I remember my first day as a graduate philosophy student, going to the library and just wandering down the aisles. At first, I stuck to the philosophy stacks, marveling at the breadth and depth of the tomes there. But eventually I wandered into the math stacks — a second academic love of mine — and spent some quality time there, once again marveling at the results of humankind’s curiosity. Then it was off to the psychology stacks, and the science stacks, and before I knew it, somehow I was in an aisle of books devoted to 18th Century England. I grabbed a book at random and read a chapter on witchcraft and its relation to the social norms of the times, and marveled at it, even though it was not really something I’d normally be interested in — someone had trodden down this path with great intellectual fervor, and had unearthed theories, knowledge, and connections that no one else had ever thought about in quite the same way. Before putting the book back, I noticed that no one had checked it out of the library for decades. This made me melancholy for a moment, until I realized that if I had written this book, though I’d certainly want people to read it, there would be a big part of me that would be content to have done the work and written it, regardless of my future audience. At least it was in a respected library, filling in a nook in our intellectual history.

If this story resonates with you, you might have a philosophical disposition.

Have I explained what philosophy is yet? Not really, I suppose; though I believe I have explained why we’re bothering to blog about it.

So what is philosophy? The first thing to keep in mind is that it’s always “philosophy of X”, where X can be just about any field. So we have philosophy of existence (generally called metaphysics), philosophy of knowledge (or epistemology), philosophy of morality (ethics), philosophy of art (aesthetics), philosophy of science, philosophy of mathematics, philosophy of language, philosophy of mind, philosophy of humor, philosophy of law, and so many other philosophies-of that it could make your head spin.

I was recently browsing for provocative philosophy paper titles (I thought it would be instructive to look at such titles in order to start to get a sense of what it is that philosophers do), and I came across this essay by Karel Lambert from back in 1974: “Impossible Objects”.

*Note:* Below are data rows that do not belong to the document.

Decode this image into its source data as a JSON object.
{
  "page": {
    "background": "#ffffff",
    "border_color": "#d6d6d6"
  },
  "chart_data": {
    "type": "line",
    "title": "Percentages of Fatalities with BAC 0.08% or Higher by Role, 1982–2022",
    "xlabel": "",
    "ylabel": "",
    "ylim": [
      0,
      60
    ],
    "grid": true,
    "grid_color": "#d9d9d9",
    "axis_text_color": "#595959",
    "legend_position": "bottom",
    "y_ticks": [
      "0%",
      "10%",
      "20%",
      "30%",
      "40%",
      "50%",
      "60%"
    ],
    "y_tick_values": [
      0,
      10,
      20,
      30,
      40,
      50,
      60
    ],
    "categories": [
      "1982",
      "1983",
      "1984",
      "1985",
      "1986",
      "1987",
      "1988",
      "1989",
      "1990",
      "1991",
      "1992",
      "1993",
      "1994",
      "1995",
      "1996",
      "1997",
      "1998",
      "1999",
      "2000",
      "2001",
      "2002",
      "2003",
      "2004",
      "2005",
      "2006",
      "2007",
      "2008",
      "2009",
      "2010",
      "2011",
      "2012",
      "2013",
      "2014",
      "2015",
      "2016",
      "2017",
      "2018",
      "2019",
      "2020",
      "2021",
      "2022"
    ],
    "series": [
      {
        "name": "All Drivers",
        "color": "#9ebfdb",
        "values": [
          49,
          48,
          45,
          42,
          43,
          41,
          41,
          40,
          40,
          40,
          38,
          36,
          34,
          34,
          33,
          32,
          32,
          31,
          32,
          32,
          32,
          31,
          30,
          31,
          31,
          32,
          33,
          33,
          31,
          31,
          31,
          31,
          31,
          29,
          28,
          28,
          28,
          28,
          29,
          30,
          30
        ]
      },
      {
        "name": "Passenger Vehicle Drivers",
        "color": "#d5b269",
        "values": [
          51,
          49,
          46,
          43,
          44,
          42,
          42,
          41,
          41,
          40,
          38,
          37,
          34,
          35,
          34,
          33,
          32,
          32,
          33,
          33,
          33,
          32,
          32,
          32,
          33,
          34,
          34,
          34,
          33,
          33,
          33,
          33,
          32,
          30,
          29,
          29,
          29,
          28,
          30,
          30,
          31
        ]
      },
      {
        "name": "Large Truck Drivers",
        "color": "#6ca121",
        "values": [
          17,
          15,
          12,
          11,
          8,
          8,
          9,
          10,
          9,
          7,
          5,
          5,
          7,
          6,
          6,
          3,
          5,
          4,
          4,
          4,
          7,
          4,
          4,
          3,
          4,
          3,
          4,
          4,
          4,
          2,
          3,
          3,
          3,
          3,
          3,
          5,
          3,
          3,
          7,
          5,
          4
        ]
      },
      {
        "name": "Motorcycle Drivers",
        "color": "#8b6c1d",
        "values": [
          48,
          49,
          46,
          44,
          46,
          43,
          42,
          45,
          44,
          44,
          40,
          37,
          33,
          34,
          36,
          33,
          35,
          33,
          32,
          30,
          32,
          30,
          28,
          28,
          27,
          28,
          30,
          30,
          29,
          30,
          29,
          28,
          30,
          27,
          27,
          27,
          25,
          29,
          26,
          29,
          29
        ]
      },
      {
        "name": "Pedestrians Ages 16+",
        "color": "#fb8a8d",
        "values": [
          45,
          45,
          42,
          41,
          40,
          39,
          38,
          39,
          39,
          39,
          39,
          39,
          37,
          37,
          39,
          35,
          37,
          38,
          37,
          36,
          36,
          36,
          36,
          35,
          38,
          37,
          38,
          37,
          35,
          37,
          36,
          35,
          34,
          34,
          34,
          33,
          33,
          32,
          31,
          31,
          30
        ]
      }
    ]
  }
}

I haven’t read the article (come to think of it, I have to add that to my to-read list!), but I’m guessing that it’s a piece about such “things” as round squares. So now put yourself in a philosopher’s mindset for a moment. Someone says offhandedly to you: “why that’s as likely as a round square,” and you start thinking about that idea. A round square. Well, that’s impossible — such things couldn’t possibly exist. And this gets you thinking… there are things that don’t exist but could if the circumstances were right. Things like a 200-story building in Jamaica or six-legged cows. So there are two classes of things that don’t exist: possible (mammoth buildings in Jamaica) and impossible (round squares). Now you’ve begun carving up reality into interesting categories, and this is a particularly philosophical endeavor.

But wait… “Things” that don’t exist??? How could a thing be nonexistent? Is this really a problem of existence or just a trick of words? This well trod path leads one into the philosophy of language, where we ponder sentences like “The round square doesn’t exist.” Is this sentence true? Does “round square” refer to something in the same way that “George Washington” refers to something in the sentence “George Washington existed.”? These are very philosophical questions as well.

To be interested in why no skyscrapers exist in Jamaica is to be (probably) some sort of historian, sociologist, economist, or architect. To be interested in the difference between non-existent Jamaican skyscrapers and non-existent round squares, well, that’s being a philosopher.